Налетел зимний шквал, нахлобучился, как драный малахай, на карету. Пал игольчатый, с брызгами, туман. А тут еще лошадь запуталась в постромках; упала, сломала ногу. Карета — набок; рядом блестит Лебяжья канавка: резко, зло...
Плавильщиков все смеялся, Фомин больно ударился плечом и совсем расстроился: «Только что насмерть не зашибся».
Увеселения сами собой отменились.
А Вещий Голос не отменился, нет! Не забылись и мысли о комедиянстве и драмах жизни.
Лишенному дражайшей Эвридики
Противен весь Орфею свет.
Эти княжнинские стихи повторял уже не Вещий Голос: они сами, как-то скоро и нагло, запрыгнули в самую середку капельмейстеровой жизни.
Кто как не Господь Бог лишил его Эвридики? Однако мог ли Господь Бог лишить его самого дорогого?

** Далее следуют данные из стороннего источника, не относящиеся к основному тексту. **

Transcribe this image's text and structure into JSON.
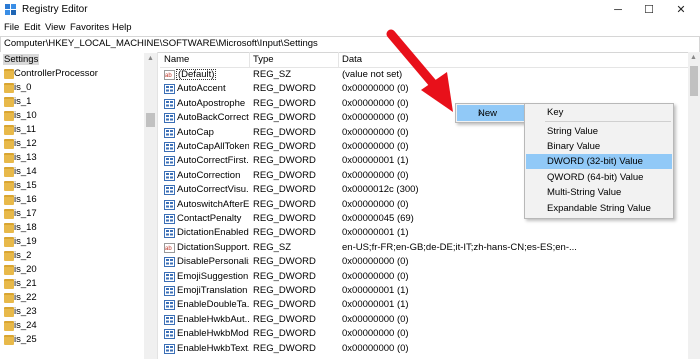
{
  "window": {
    "title": "Registry Editor",
    "controls": {
      "minimize": "─",
      "maximize": "☐",
      "close": "✕"
    }
  },
  "menu": [
    "File",
    "Edit",
    "View",
    "Favorites",
    "Help"
  ],
  "address": "Computer\\HKEY_LOCAL_MACHINE\\SOFTWARE\\Microsoft\\Input\\Settings",
  "tree": {
    "items": [
      "Settings",
      "ControllerProcessor",
      "is_0",
      "is_1",
      "is_10",
      "is_11",
      "is_12",
      "is_13",
      "is_14",
      "is_15",
      "is_16",
      "is_17",
      "is_18",
      "is_19",
      "is_2",
      "is_20",
      "is_21",
      "is_22",
      "is_23",
      "is_24",
      "is_25"
    ]
  },
  "list": {
    "columns": {
      "name": "Name",
      "type": "Type",
      "data": "Data"
    },
    "rows": [
      {
        "name": "(Default)",
        "type": "REG_SZ",
        "data": "(value not set)",
        "icon": "string-value-icon"
      },
      {
        "name": "AutoAccent",
        "type": "REG_DWORD",
        "data": "0x00000000 (0)",
        "icon": "dword-value-icon"
      },
      {
        "name": "AutoApostrophe",
        "type": "REG_DWORD",
        "data": "0x00000000 (0)",
        "icon": "dword-value-icon"
      },
      {
        "name": "AutoBackCorrecti...",
        "type": "REG_DWORD",
        "data": "0x00000000 (0)",
        "icon": "dword-value-icon"
      },
      {
        "name": "AutoCap",
        "type": "REG_DWORD",
        "data": "0x00000000 (0)",
        "icon": "dword-value-icon"
      },
      {
        "name": "AutoCapAllTokens",
        "type": "REG_DWORD",
        "data": "0x00000000 (0)",
        "icon": "dword-value-icon"
      },
      {
        "name": "AutoCorrectFirst...",
        "type": "REG_DWORD",
        "data": "0x00000001 (1)",
        "icon": "dword-value-icon"
      },
      {
        "name": "AutoCorrection",
        "type": "REG_DWORD",
        "data": "0x00000000 (0)",
        "icon": "dword-value-icon"
      },
      {
        "name": "AutoCorrectVisu...",
        "type": "REG_DWORD",
        "data": "0x0000012c (300)",
        "icon": "dword-value-icon"
      },
      {
        "name": "AutoswitchAfterE...",
        "type": "REG_DWORD",
        "data": "0x00000000 (0)",
        "icon": "dword-value-icon"
      },
      {
        "name": "ContactPenalty",
        "type": "REG_DWORD",
        "data": "0x00000045 (69)",
        "icon": "dword-value-icon"
      },
      {
        "name": "DictationEnabled",
        "type": "REG_DWORD",
        "data": "0x00000001 (1)",
        "icon": "dword-value-icon"
      },
      {
        "name": "DictationSupport...",
        "type": "REG_SZ",
        "data": "en-US;fr-FR;en-GB;de-DE;it-IT;zh-hans-CN;es-ES;en-...",
        "icon": "string-value-icon"
      },
      {
        "name": "DisablePersonaliz...",
        "type": "REG_DWORD",
        "data": "0x00000000 (0)",
        "icon": "dword-value-icon"
      },
      {
        "name": "EmojiSuggestion",
        "type": "REG_DWORD",
        "data": "0x00000000 (0)",
        "icon": "dword-value-icon"
      },
      {
        "name": "EmojiTranslation",
        "type": "REG_DWORD",
        "data": "0x00000001 (1)",
        "icon": "dword-value-icon"
      },
      {
        "name": "EnableDoubleTa...",
        "type": "REG_DWORD",
        "data": "0x00000001 (1)",
        "icon": "dword-value-icon"
      },
      {
        "name": "EnableHwkbAut...",
        "type": "REG_DWORD",
        "data": "0x00000000 (0)",
        "icon": "dword-value-icon"
      },
      {
        "name": "EnableHwkbMode",
        "type": "REG_DWORD",
        "data": "0x00000000 (0)",
        "icon": "dword-value-icon"
      },
      {
        "name": "EnableHwkbText...",
        "type": "REG_DWORD",
        "data": "0x00000000 (0)",
        "icon": "dword-value-icon"
      }
    ]
  },
  "context_menu": {
    "new_label": "New",
    "submenu": [
      "Key",
      "String Value",
      "Binary Value",
      "DWORD (32-bit) Value",
      "QWORD (64-bit) Value",
      "Multi-String Value",
      "Expandable String Value"
    ],
    "highlighted": "DWORD (32-bit) Value"
  },
  "colors": {
    "highlight": "#91c9f7",
    "annotation_arrow": "#e8101a"
  }
}
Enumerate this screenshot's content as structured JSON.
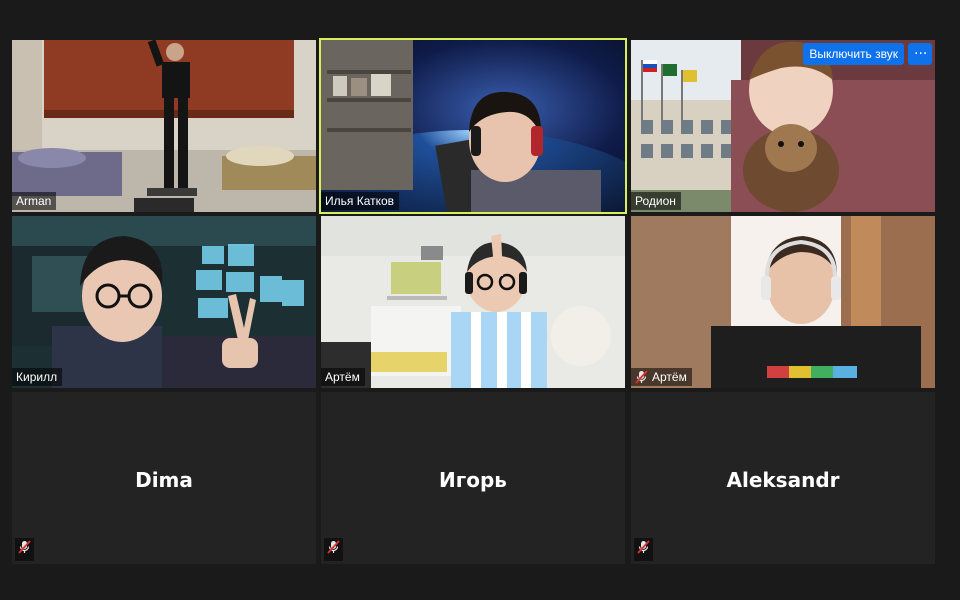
{
  "participants": [
    {
      "name": "Arman",
      "muted": false
    },
    {
      "name": "Илья Катков",
      "muted": false,
      "active_speaker": true
    },
    {
      "name": "Родион",
      "muted": false
    },
    {
      "name": "Кирилл",
      "muted": false
    },
    {
      "name": "Артём",
      "muted": false
    },
    {
      "name": "Артём",
      "muted": true
    },
    {
      "name": "Dima",
      "muted": true,
      "video_off": true
    },
    {
      "name": "Игорь",
      "muted": true,
      "video_off": true
    },
    {
      "name": "Aleksandr",
      "muted": true,
      "video_off": true
    }
  ],
  "controls": {
    "mute_label": "Выключить звук",
    "more_label": "···"
  },
  "colors": {
    "active_speaker_border": "#d6ef5a",
    "button_blue": "#0e72ed",
    "muted_red": "#e02f2f",
    "tile_background": "#232323"
  }
}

Нет, это Плутон, Плутос! Старогреческий кумир высунулся из-под земли, заграбастал и увел за собою сперва питерскую, а затем и московскую Эвридику!
Следовало закрыть глаза и перестать видеть Божий свет. Или искать новую Эвридику...
Новую Эвридику звали Лизочком.
Смолянкой она не была. Вообще на учениц походила не слишком. Во младенчестве лишившаяся отца-матери, была родственниками отдана на воспитание одной вздорной старухе. Чем не сюжет для новой оперы под названием «Сиротка»?
Однак сиротка была крутенька. Многому — чему не надобно — научилась, многое — запретное — знала. Евстигней Ипатыч от самого с ней знакомства не переставал жмурить глаза от испуга. «А ну как окрутит по-настоящему? Пропала жизнь сочинительская, навсегда пропала!»